Know that Image of Windows Server 2003 running SQL Server 2005 and MOSS 2007?  Well that was too important to purge, so what did I do?  I dug out the handy du command and started building up a hog report.  Where was all of that space going...

  • c:\MSOCache (hidden) - 2.1 GB
  • c:\Windows\Installer (not hidden, but not shown either) - 17.2 GB
  • c:\users\mbattey\AppData\Local\Temp (AppData hidden) - 1.85 GB
  • c:\ProgramData\Microsoft (ProgramData hidden) - 4.7 GG
Hey, I'm a smart guy, right?  What the heck are all of those Windows Installer files doing still hanging around on my computer?   I'll just delete those.  MSOCache? Stupid Microsoft leaving crap everywhere.  Gone!  Temporary files?  Fried!

Ya bad idea.

Windows Update was immediately broken.  There were a handful of updates to Visual Studio (2005, 2008, 2010) waiting to be installed as well as updates for Office.  None of these would go.  Every time they ran, the MSI tool would ask for a GUID named directory off the root of one of the drive partitions, which of course didn't exist.  Trying to run a Repair from Programs and Features failed miserably with the same result.  In fact, the icons for all of the Office Documents, Adobe Reader PDFs, and a bunch of others disappeared as well.  (Methinks that Adobe and MS got lazy and weren't moving all of the DLL's out to "Program Files" like they tell everyone else to do).

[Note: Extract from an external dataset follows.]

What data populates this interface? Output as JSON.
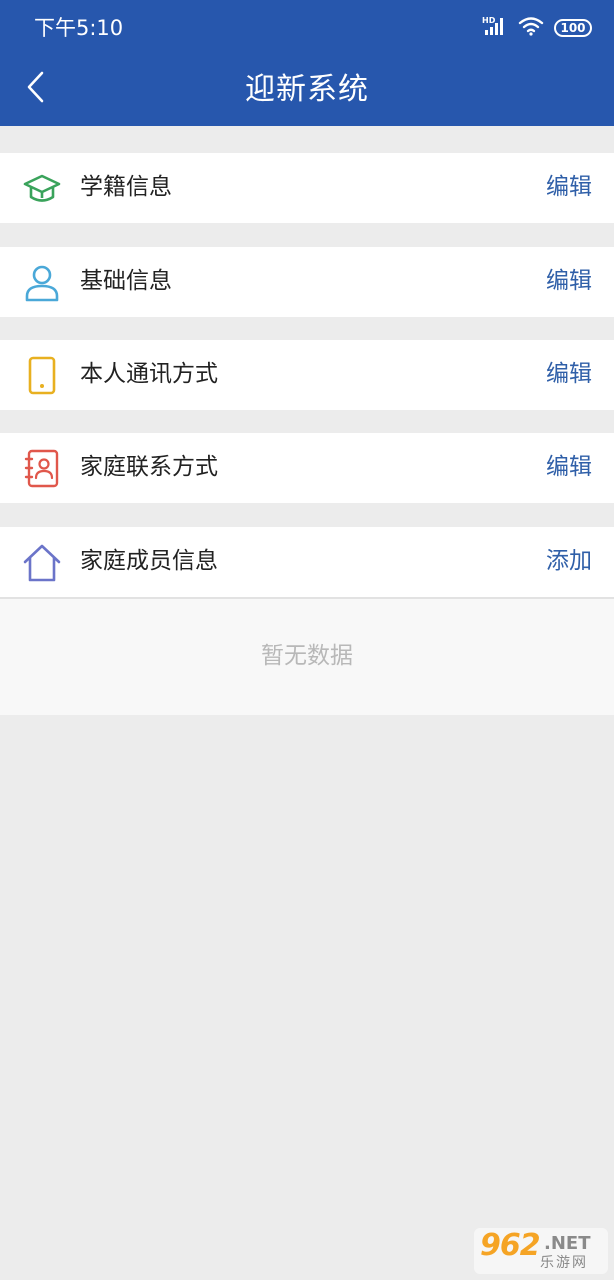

So after manually removing all of the remnants from Office following a nice showcase from Microsoft (the girl reading the script sounded nice, but had trouble pronouncing RegEdit and Suite, which came out more like "reg-it" and suit), writing a custom registry cleaner to delete stuff from HKEY_LOCAL_MACHINE\SOFTWARE\Wow6432Node\Microsoft\Windows\CurrentVersion\Uninstall, HKEY_LOCAL_MACHINE\SOFTWARE\Microsoft\Windows\CurrentVersion\Uninstall, and HKEY_LOCAL_MACHINE\SOFTWARE\Classes\Installer\Products, and finally correcting individual packages with MSIZap, I'm kinda sorta back to normal.

Normal as in I'm back up to all that disk use, and Office and Visual Studio will run updates, mostly.  I do highly recommend MSIZap when you've got the GUID of a a package that won't install, because it's gone missing.  It will root out all of the registry and local files related to the product and in the cases I needed it let a patch go through unperturbed.